Lo que nos lleva de nuevo al ensordecedor silencio de la izquierda. Los izquierdistas insisten en que no hay crisis de libertad de expresión. Rechazan la cultura de la cancelación como un mito, mientras la apoyan tácitamente. La califican de confección de la derecha, a pesar de que las feministas críticas con el género son uno de sus principales objetivos. Argumentan que el No Platforming en los campus universitarios no es censura porque sólo el Estado puede censurar. Mientras tanto, ignoran por completo el vasto aparato de censura estatal que ha surgido en los últimos años, un sistema que, muy posiblemente, dada la infinidad de Internet y el amplio alcance de nuestras leyes de expresión, ha llevado a que más británicos sean criminalizados por su expresión que nunca antes.

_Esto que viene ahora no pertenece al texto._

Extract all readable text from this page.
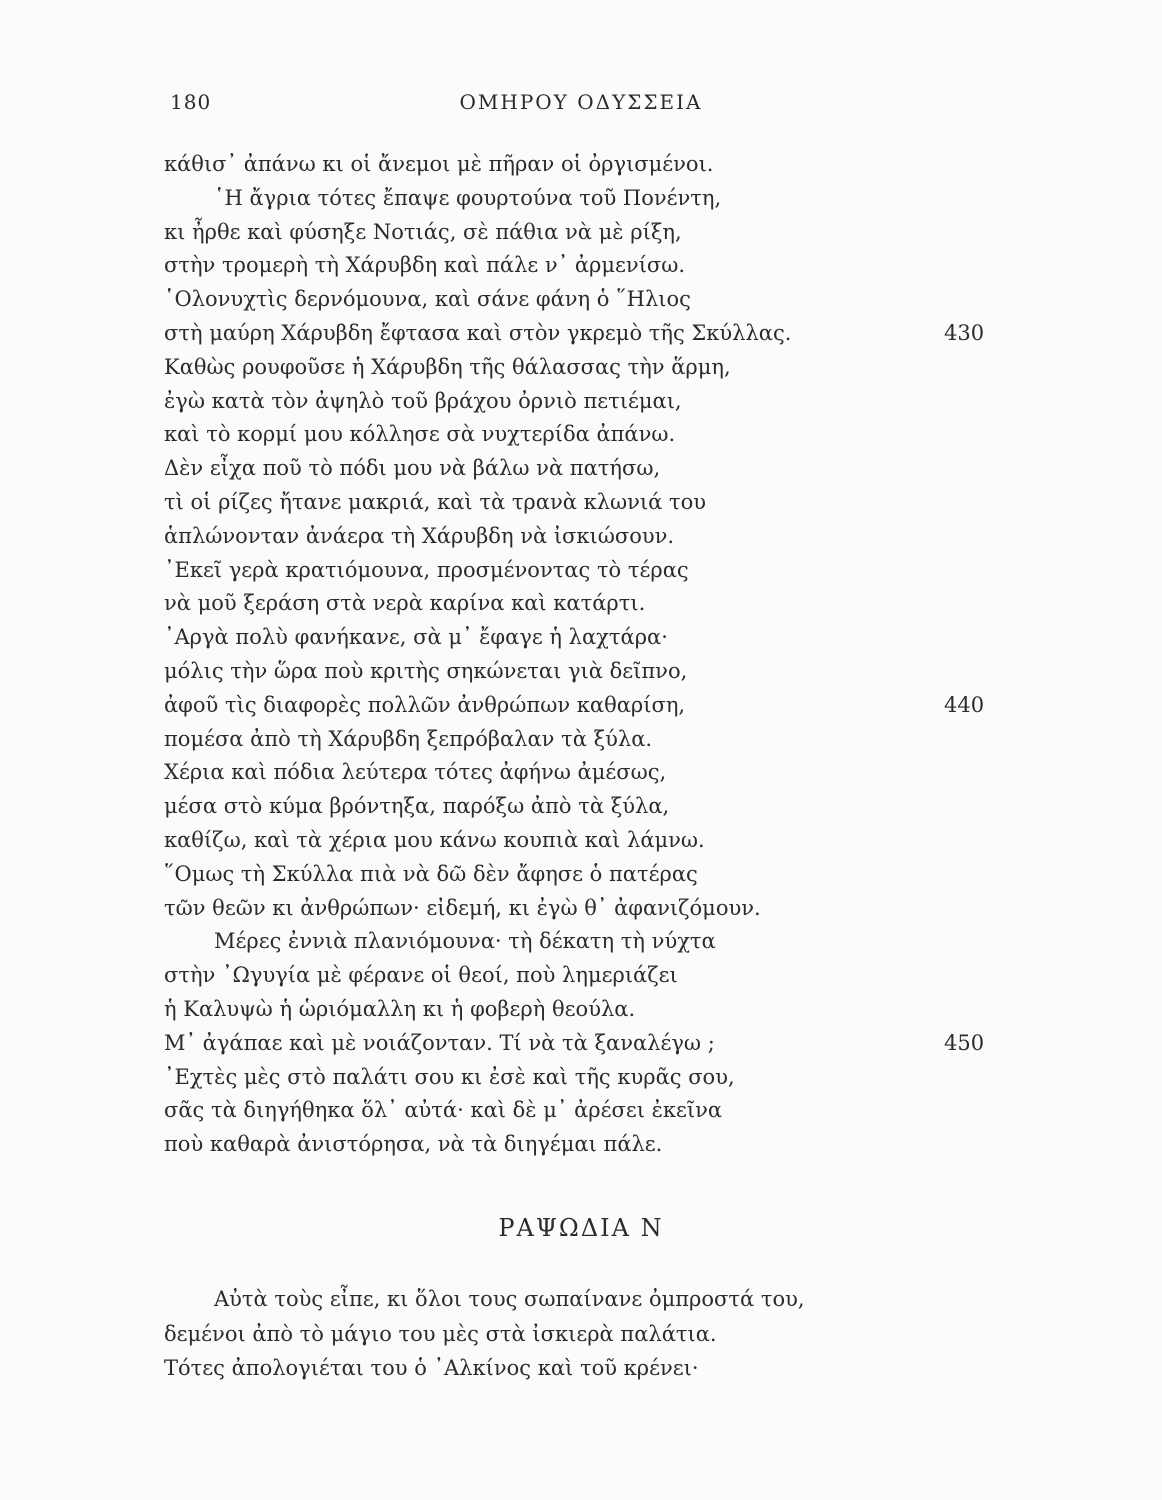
180	ΟΜΗΡΟΥ ΟΔΥΣΣΕΙΑ
κάθισ᾽ ἀπάνω κι οἱ ἄνεμοι μὲ πῆραν οἱ ὀργισμένοι.
῾Η ἄγρια τότες ἔπαψε φουρτούνα τοῦ Πονέντη,
κι ἦρθε καὶ φύσηξε Νοτιάς, σὲ πάθια νὰ μὲ ρίξη,
στὴν τρομερὴ τὴ Χάρυβδη καὶ πάλε ν᾽ ἀρμενίσω.
῾Ολονυχτὶς δερνόμουνα, καὶ σάνε φάνη ὁ ῞Ηλιος
στὴ μαύρη Χάρυβδη ἔφτασα καὶ στὸν γκρεμὸ τῆς Σκύλλας.	430
Καθὼς ρουφοῦσε ἡ Χάρυβδη τῆς θάλασσας τὴν ἅρμη,
ἐγὼ κατὰ τὸν ἀψηλὸ τοῦ βράχου ὀρνιὸ πετιέμαι,
καὶ τὸ κορμί μου κόλλησε σὰ νυχτερίδα ἀπάνω.
Δὲν εἶχα ποῦ τὸ πόδι μου νὰ βάλω νὰ πατήσω,
τὶ οἱ ρίζες ἤτανε μακριά, καὶ τὰ τρανὰ κλωνιά του
ἁπλώνονταν ἀνάερα τὴ Χάρυβδη νὰ ἰσκιώσουν.
᾽Εκεῖ γερὰ κρατιόμουνα, προσμένοντας τὸ τέρας
νὰ μοῦ ξεράση στὰ νερὰ καρίνα καὶ κατάρτι.
᾽Αργὰ πολὺ φανήκανε, σὰ μ᾽ ἔφαγε ἡ λαχτάρα·
μόλις τὴν ὥρα ποὺ κριτὴς σηκώνεται γιὰ δεῖπνο,
ἀφοῦ τὶς διαφορὲς πολλῶν ἀνθρώπων καθαρίση,	440
πομέσα ἀπὸ τὴ Χάρυβδη ξεπρόβαλαν τὰ ξύλα.
Χέρια καὶ πόδια λεύτερα τότες ἀφήνω ἀμέσως,
μέσα στὸ κύμα βρόντηξα, παρόξω ἀπὸ τὰ ξύλα,
καθίζω, καὶ τὰ χέρια μου κάνω κουπιὰ καὶ λάμνω.
῞Ομως τὴ Σκύλλα πιὰ νὰ δῶ δὲν ἄφησε ὁ πατέρας
τῶν θεῶν κι ἀνθρώπων· εἰδεμή, κι ἐγὼ θ᾽ ἀφανιζόμουν.
Μέρες ἐννιὰ πλανιόμουνα· τὴ δέκατη τὴ νύχτα
στὴν ᾽Ωγυγία μὲ φέρανε οἱ θεοί, ποὺ λημεριάζει
ἡ Καλυψὼ ἡ ὡριόμαλλη κι ἡ φοβερὴ θεούλα.
Μ᾽ ἀγάπαε καὶ μὲ νοιάζονταν. Τί νὰ τὰ ξαναλέγω ;	450
᾽Εχτὲς μὲς στὸ παλάτι σου κι ἐσὲ καὶ τῆς κυρᾶς σου,
σᾶς τὰ διηγήθηκα ὅλ᾽ αὐτά· καὶ δὲ μ᾽ ἀρέσει ἐκεῖνα
ποὺ καθαρὰ ἀνιστόρησα, νὰ τὰ διηγέμαι πάλε.
ΡΑΨΩΔΙΑ Ν
Αὐτὰ τοὺς εἶπε, κι ὅλοι τους σωπαίνανε ὀμπροστά του,
δεμένοι ἀπὸ τὸ μάγιο του μὲς στὰ ἰσκιερὰ παλάτια.
Τότες ἀπολογιέται του ὁ ᾽Αλκίνος καὶ τοῦ κρένει·
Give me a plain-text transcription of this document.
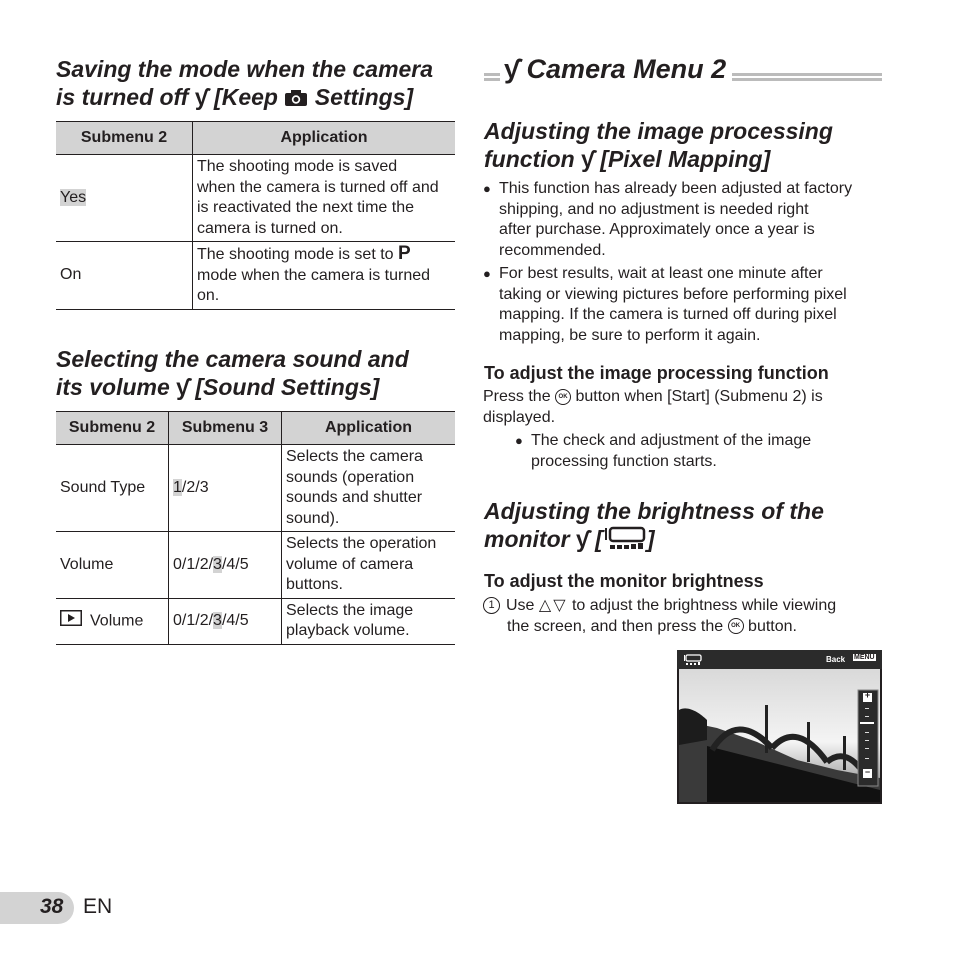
Saving the mode when the camera
is turned off ƴ [Keep  Settings]
Submenu 2	Application
Yes	The shooting mode is saved
when the camera is turned off and
is reactivated the next time the
camera is turned on.

On	The shooting mode is set to P
mode when the camera is turned
on.
Selecting the camera sound and
its volume ƴ [Sound Settings]
Submenu 2	Submenu 3	Application
Sound Type	1/2/3	Selects the camera
sounds (operation
sounds and shutter
sound).

Volume	0/1/2/3/4/5	Selects the operation
volume of camera
buttons.

Volume	0/1/2/3/4/5	Selects the image
playback volume.
ƴ Camera Menu 2
Adjusting the image processing
function ƴ [Pixel Mapping]
● This function has already been adjusted at factory
shipping, and no adjustment is needed right
after purchase. Approximately once a year is
recommended.
● For best results, wait at least one minute after
taking or viewing pictures before performing pixel
mapping. If the camera is turned off during pixel
mapping, be sure to perform it again.
To adjust the image processing function
Press the OK button when [Start] (Submenu 2) is
displayed.
● The check and adjustment of the image
processing function starts.
Adjusting the brightness of the
monitor ƴ [ ]
To adjust the monitor brightness
1 Use △▽ to adjust the brightness while viewing
the screen, and then press the OK button.
Back MENU
+
−
38 EN
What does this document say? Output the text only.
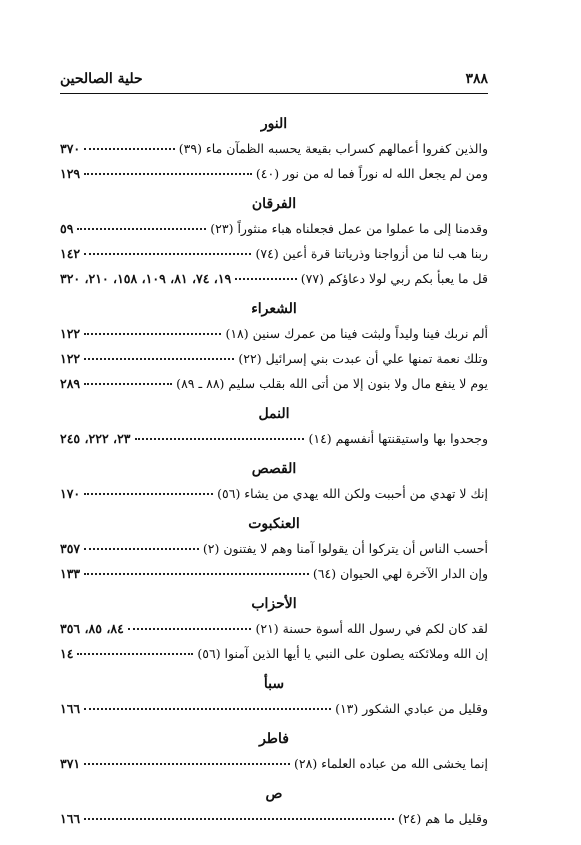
٣٨٨
حلية الصالحين
النور
والذين كفروا أعمالهم كسراب بقيعة يحسبه الظمآن ماء (٣٩)
٣٧٠
ومن لم يجعل الله له نوراً فما له من نور (٤٠)
١٢٩
الفرقان
وقدمنا إلى ما عملوا من عمل فجعلناه هباء منثوراً (٢٣)
٥٩
ربنا هب لنا من أزواجنا وذرياتنا قرة أعين (٧٤)
١٤٢
قل ما يعبأ بكم ربي لولا دعاؤكم (٧٧)
١٩، ٧٤، ٨١، ١٠٩، ١٥٨، ٢١٠، ٣٢٠
الشعراء
ألم نربك فينا وليداً ولبثت فينا من عمرك سنين (١٨)
١٢٢
وتلك نعمة تمنها علي أن عبدت بني إسرائيل (٢٢)
١٢٢
يوم لا ينفع مال ولا بنون إلا من أتى الله بقلب سليم (٨٨ ـ ٨٩)
٢٨٩
النمل
وجحدوا بها واستيقنتها أنفسهم (١٤)
٢٣، ٢٢٢، ٢٤٥
القصص
إنك لا تهدي من أحببت ولكن الله يهدي من يشاء (٥٦)
١٧٠
العنكبوت
أحسب الناس أن يتركوا أن يقولوا آمنا وهم لا يفتنون (٢)
٣٥٧
وإن الدار الآخرة لهي الحيوان (٦٤)
١٣٣
الأحزاب
لقد كان لكم في رسول الله أسوة حسنة (٢١)
٨٤، ٨٥، ٣٥٦
إن الله وملائكته يصلون على النبي يا أيها الذين آمنوا (٥٦)
١٤
سبأ
وقليل من عبادي الشكور (١٣)
١٦٦
فاطر
إنما يخشى الله من عباده العلماء (٢٨)
٣٧١
ص
وقليل ما هم (٢٤)
١٦٦
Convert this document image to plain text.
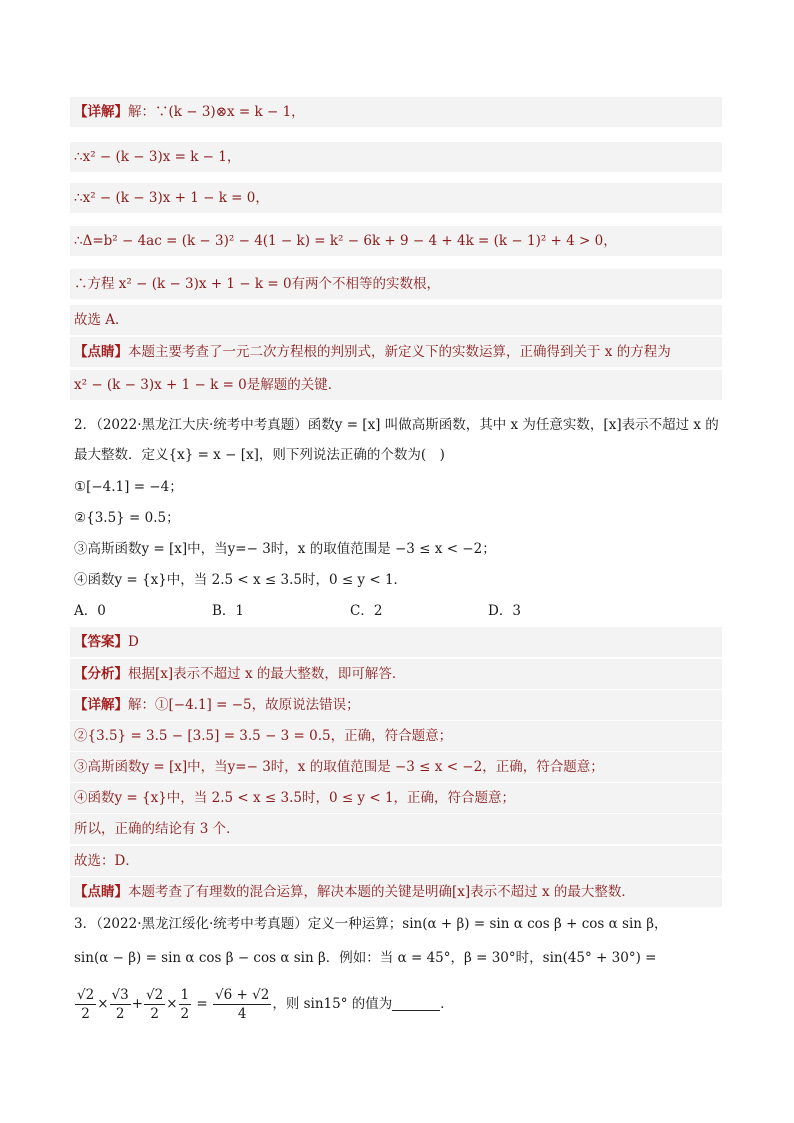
【详解】解：∵(k − 3)⊗x = k − 1，
∴x² − (k − 3)x = k − 1，
∴x² − (k − 3)x + 1 − k = 0，
∴Δ=b² − 4ac = (k − 3)² − 4(1 − k) = k² − 6k + 9 − 4 + 4k = (k − 1)² + 4 > 0，
∴方程 x² − (k − 3)x + 1 − k = 0有两个不相等的实数根，
故选 A．
【点睛】本题主要考查了一元二次方程根的判别式，新定义下的实数运算，正确得到关于 x 的方程为
x² − (k − 3)x + 1 − k = 0是解题的关键．
2．（2022·黑龙江大庆·统考中考真题）函数y = [x] 叫做高斯函数，其中 x 为任意实数，[x]表示不超过 x 的
最大整数．定义{x} = x − [x]，则下列说法正确的个数为(　)
①[−4.1] = −4；
②{3.5} = 0.5；
③高斯函数y = [x]中，当y=− 3时，x 的取值范围是 −3 ≤ x < −2；
④函数y = {x}中，当 2.5 < x ≤ 3.5时，0 ≤ y < 1．
A．0	B．1	C．2	D．3
【答案】D
【分析】根据[x]表示不超过 x 的最大整数，即可解答．
【详解】解：①[−4.1] = −5，故原说法错误；
②{3.5} = 3.5 − [3.5] = 3.5 − 3 = 0.5，正确，符合题意；
③高斯函数y = [x]中，当y=− 3时，x 的取值范围是 −3 ≤ x < −2，正确，符合题意；
④函数y = {x}中，当 2.5 < x ≤ 3.5时，0 ≤ y < 1，正确，符合题意；
所以，正确的结论有 3 个．
故选：D．
【点睛】本题考查了有理数的混合运算，解决本题的关键是明确[x]表示不超过 x 的最大整数．
3．（2022·黑龙江绥化·统考中考真题）定义一种运算；sin(α + β) = sin α cos β + cos α sin β，
sin(α − β) = sin α cos β − cos α sin β．例如：当 α = 45°，β = 30°时，sin(45° + 30°) =
$\frac{√2}{2} \times \frac{√3}{2} + \frac{√2}{2} \times \frac{1}{2} = \frac{√6 + √2}{4}$ ，则 sin15° 的值为	．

Las razones de este punto ciego son tan obvias como patéticas. Estos supuestos radicales se sienten muy cómodos con los agentes de policía que acosan a la gente, siempre y cuando esas personas tengan las opiniones «equivocadas». Por eso sólo se quejan de la censura en las raras ocasiones en que uno de los suyos es objeto de ella. Por supuesto, esto es totalmente erróneo. Como dijo Thomas Paine: «Aquel que quiera asegurar su propia libertad debe proteger incluso a su enemigo de la opresión; porque si viola este deber establece un precedente que le alcanzará a él mismo». La complacencia de la izquierda habla de lo mansos y alineados con el establishment que están hoy muchos supuestos izquierdistas. No temen la censura ni la reeducación. Ya adoran al Gran Hermano, lo que quizá sea la acusación más condenatoria de todas.